Надо только поражаться, что и в этой подобранной генерации военачальников нашлись такие, которые оказались способны в конце концов – ценой неисчислимых солдатских жертв – перехватить у противника стратегическую инициативу. И мне понятной становится лояльность Жукова, Василевского, Рокоссовского в их мемуарах: мужское и солдатское достоинство, вкупе с «чуткой цензурой», не позволяло им высказать задним числом полную правду о властолюбивом интригане, которому они вынуждены были подчиняться.

* * *

6.02.1989. Перед уходом с работы я, уже в куртке, застрял в комнате у Ефима. Он только что вернулся из Австралии. С грустью он поведал мне, что нашему брату – там – делать нечего. Таня Доронина, которая слышала наш разговор, возмущенно заявила, что использовала бы любую возможность для отъезда. Еще год назад, по ее словам, она была совдеповской патриоткой, презирала Запад и ненавидела отъезжающих, а сегодня сама готова все бросить и бежать отсюда без оглядки.

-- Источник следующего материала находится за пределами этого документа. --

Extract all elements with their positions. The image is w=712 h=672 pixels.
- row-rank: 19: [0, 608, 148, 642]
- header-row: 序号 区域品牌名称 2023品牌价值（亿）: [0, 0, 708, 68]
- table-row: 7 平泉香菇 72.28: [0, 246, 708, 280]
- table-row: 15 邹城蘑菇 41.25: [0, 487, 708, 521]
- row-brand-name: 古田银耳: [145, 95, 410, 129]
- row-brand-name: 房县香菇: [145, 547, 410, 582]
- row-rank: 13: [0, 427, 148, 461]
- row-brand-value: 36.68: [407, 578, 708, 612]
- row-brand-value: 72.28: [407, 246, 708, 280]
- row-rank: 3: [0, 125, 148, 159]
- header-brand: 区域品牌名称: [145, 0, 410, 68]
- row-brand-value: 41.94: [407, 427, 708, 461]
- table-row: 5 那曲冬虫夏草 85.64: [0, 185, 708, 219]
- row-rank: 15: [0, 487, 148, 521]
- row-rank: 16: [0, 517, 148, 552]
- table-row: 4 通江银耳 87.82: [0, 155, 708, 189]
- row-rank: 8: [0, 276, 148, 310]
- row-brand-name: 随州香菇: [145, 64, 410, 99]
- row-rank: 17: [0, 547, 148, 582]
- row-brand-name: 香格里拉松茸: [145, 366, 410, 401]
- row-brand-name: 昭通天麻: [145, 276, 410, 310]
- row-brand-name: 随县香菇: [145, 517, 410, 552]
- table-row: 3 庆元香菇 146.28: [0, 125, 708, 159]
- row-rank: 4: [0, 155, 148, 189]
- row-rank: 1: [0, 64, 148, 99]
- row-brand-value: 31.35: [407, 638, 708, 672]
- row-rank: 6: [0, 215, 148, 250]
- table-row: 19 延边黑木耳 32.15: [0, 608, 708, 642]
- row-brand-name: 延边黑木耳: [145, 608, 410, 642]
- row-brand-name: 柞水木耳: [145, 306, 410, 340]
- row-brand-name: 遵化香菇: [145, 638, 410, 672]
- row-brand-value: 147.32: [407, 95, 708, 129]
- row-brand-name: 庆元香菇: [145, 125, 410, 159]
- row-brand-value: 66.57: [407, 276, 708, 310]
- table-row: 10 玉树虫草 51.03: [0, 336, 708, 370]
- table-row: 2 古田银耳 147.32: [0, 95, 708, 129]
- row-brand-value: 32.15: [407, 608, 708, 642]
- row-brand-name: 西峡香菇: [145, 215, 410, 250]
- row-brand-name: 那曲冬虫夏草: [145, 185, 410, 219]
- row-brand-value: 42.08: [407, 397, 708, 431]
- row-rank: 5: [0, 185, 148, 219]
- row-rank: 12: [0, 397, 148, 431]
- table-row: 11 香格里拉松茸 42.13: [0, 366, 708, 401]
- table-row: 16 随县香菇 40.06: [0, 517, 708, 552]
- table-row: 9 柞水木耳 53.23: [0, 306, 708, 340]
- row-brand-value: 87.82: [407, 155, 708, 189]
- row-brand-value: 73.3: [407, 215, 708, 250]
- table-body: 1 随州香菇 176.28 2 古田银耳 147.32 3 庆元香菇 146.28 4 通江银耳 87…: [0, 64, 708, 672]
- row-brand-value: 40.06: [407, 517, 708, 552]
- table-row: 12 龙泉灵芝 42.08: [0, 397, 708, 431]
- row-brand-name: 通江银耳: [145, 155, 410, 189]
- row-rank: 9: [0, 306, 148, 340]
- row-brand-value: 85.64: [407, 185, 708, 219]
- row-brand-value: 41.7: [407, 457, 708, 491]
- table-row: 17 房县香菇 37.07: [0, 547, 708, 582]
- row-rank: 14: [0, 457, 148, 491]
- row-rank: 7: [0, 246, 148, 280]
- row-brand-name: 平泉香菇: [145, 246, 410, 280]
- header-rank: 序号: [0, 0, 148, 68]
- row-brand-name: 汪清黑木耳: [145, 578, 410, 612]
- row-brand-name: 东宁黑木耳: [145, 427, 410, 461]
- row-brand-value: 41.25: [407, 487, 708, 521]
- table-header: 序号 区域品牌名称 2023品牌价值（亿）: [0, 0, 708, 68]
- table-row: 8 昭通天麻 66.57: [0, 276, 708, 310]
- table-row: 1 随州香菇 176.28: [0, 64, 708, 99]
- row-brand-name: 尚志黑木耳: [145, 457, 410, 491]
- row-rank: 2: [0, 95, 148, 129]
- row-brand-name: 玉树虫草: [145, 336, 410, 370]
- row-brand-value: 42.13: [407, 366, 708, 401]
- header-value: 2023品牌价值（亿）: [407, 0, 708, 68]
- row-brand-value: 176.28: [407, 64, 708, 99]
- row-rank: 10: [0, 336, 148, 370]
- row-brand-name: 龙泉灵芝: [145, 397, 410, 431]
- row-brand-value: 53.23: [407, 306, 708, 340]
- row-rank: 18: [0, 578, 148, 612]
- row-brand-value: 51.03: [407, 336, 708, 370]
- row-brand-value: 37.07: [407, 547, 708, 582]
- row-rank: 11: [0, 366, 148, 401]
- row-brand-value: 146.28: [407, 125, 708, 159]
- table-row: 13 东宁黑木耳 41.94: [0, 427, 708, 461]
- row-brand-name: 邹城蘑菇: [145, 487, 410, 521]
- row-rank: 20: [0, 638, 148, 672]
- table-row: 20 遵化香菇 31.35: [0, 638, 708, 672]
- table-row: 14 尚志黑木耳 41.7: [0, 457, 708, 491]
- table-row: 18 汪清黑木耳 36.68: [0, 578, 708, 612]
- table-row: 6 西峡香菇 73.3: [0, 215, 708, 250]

– Ты пойми, Танечка, – втолковывал Ефим, – мы там никому не нужны. Ты представляешь себе это одиночество, в котором окажешься?

– Все равно, – не сдавалась Таня. – Жить здесь стало страшно. Понимаешь? Просто страшно!

* * *

Действительно, жить стало страшно. И не потому, что жизнь с каждым днем дорожает, что из магазинов исчезло мыло (в Ярославле по талонам продают по 400 грамм на человека в квартал) и впереди маячит самая настоящая разруха, такая же, как в 21-м. А потому, что «гласность» и «демократия» убили последние иллюзии. Раньше еще можно было на что-то надеяться. Теперь – нет.

* * *

По дороге в Ярославль, когда мы ехали защищать наш проект по Карабихе в облисполкоме, в общем вагоне архангельского поезда я наблюдал за группой демобилизованных солдат.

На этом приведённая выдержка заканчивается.